Sabu tersebut ditemukan di salah satu apartemen di Kecamatan Panakkukang dan diduga akan diedarkan di wilayah Makassar.
Dari hasil pengembangan berikutnya, polisi menemukan jaringan pemasok berada di Pekanbaru, Riau.
Tim kepolisian kemudian bergerak ke Riau dan berhasil menangkap tiga tersangka yang diduga berperan sebagai kurir jaringan narkotika tersebut.
Dari tangan ketiga tersangka itu, polisi menyita tambahan barang bukti sebanyak 5 kilogram sabu.

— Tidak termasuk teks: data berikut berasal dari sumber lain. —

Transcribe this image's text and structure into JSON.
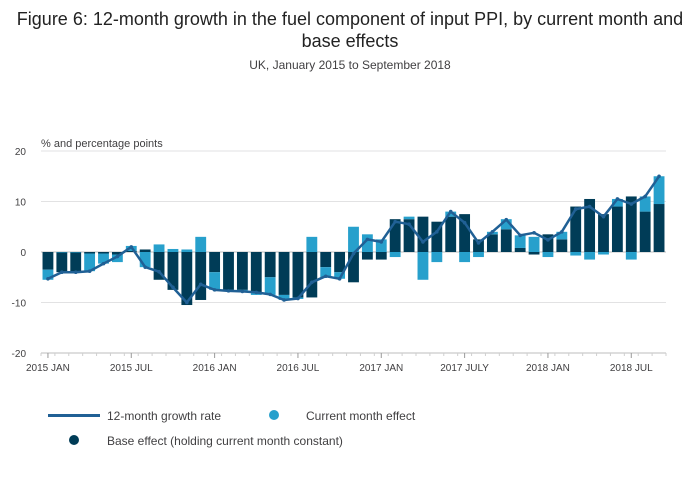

Arya mengungkapkan, beberapa tersangka yang diamankan merupakan residivis kasus narkotika yang telah beroperasi sejak 2018 dan berulang kali keluar masuk penjara.
“Mereka ini residivis dan masih kembali menjalankan bisnis narkotika,” tegasnya.
Para tersangka kini dijerat Undang-Undang Nomor 35 Tahun 2009 tentang Narkotika dengan ancaman hukuman minimal 6 tahun penjara hingga hukuman mati.